Rating- Between 3 and 3.5 stars

Favorite song- The Jump Off (featuring Mr. Cheeks)


I did previously own this is 2001, and I'll tell you one thing, I do remember really liking this album at the time, and I felt it was her most personal album yet. The production was largely on point and lyrically it was on par with, if not better than, "The Ill Na Na", especially on "The B.K. Anthem" and the reggae fused "Oh Yeah" (featuring Spragga Benz). Although those two songs made a little noise in 2001, overall this album largely fell on deaf ears at the time, and I actually would recommend this if you never heard it before.

Rating- Probably 3.5 stars

Favorite song- 

Overall- Hands down, "Broken Silence" is a better album than "La Bella Mafia" in my humble opinion.


This album is remembered for two reasons: 1) it was released the same day Kim was sentenced to jail for perjury and 2) it was inexplicably given 5 mics in The Source. And yep, I also Spotified this 2 weeks ago after her second and third albums, respectively, and I kinda liked it a little more than "La Bella Mafia". The Scott Storch produced banger "Lighters Up" is one of her best songs, however, my joint here is "Whoa", and although Kim was lyrically in top form, the beat to this song KNOCKS, seriously, and I recommend you check it out if you haven't heard it, even if you just listen to the instrumental. As you listen to this album, it's almost like Kim was really focused, as if she knew she had to make a musical statement prior to her jail sentence, still not a 5 star album though.

Rating- Between 3.5 and yes, 4 stars

Favorite song- Whoa


This was dubbed as a "street album", with 2001's "Broken Silence" her last true studio album. It doesn't break any new ground per se (still the same ol Foxy), but two standouts here are "Too Real" and the banger "Bulletproof Love/One Love", which probably weren't heard at the time of its 2008 release. 

Rating- 2 stars, largely attributed to the two aforementioned songs

Favorite song- Bulletproof Love/One Love

Overall: "The Naked Truth" is the clear winner here.

Total- 2-2 with no clear winner, wasn't expecting that one.

Kim & Foxy's best verse ever??

I have always picked the following song as the one that has Kim's best verse, and I stand by that pick to this day. She flowed WELL here.
 
Whether she wrote it or not is irrelevant, as this is clearly Foxy's best verse.

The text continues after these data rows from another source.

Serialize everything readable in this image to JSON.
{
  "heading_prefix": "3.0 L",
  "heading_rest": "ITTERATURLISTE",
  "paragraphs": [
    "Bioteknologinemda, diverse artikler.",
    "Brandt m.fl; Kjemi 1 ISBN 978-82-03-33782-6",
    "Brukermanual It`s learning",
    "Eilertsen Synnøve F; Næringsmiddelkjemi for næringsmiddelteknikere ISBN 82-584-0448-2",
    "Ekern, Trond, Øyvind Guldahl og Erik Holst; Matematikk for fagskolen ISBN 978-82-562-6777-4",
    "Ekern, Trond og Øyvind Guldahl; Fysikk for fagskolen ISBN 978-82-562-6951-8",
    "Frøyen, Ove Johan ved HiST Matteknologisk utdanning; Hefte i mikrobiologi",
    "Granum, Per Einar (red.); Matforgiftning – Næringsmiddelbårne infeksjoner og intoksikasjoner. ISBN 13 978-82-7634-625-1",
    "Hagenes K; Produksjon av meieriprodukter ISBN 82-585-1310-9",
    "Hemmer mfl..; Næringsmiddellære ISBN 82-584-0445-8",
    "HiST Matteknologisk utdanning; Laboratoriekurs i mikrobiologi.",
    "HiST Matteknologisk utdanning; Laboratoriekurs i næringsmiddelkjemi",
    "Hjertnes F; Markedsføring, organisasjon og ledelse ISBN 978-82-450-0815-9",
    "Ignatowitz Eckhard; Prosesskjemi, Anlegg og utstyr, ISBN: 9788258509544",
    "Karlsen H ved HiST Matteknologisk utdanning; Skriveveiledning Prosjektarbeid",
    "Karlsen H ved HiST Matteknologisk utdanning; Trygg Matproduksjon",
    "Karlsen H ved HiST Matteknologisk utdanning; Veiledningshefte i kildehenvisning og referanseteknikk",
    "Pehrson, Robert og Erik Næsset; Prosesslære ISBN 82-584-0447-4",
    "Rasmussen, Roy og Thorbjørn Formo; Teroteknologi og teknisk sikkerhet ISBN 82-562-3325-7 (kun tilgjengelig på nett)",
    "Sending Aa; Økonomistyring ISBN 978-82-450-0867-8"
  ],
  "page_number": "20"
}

Kim and Foxy have went through various changes since the peak of their careers, especially in reference to their appearance (in Kim's case), but there hasn't been another time in hip hop where two femcees, who were closely linked, took the world by storm, basically at the same time, while being championed by the likes of Nas, Jay-Z, and The Notorious BIG in the process, and we'll likely never see it again, not even from themselves. And like I mentioned in the introduction, for better or worse they changed everything regarding the femcees role in hip hop, but in the meantime, I salute them for their contributions.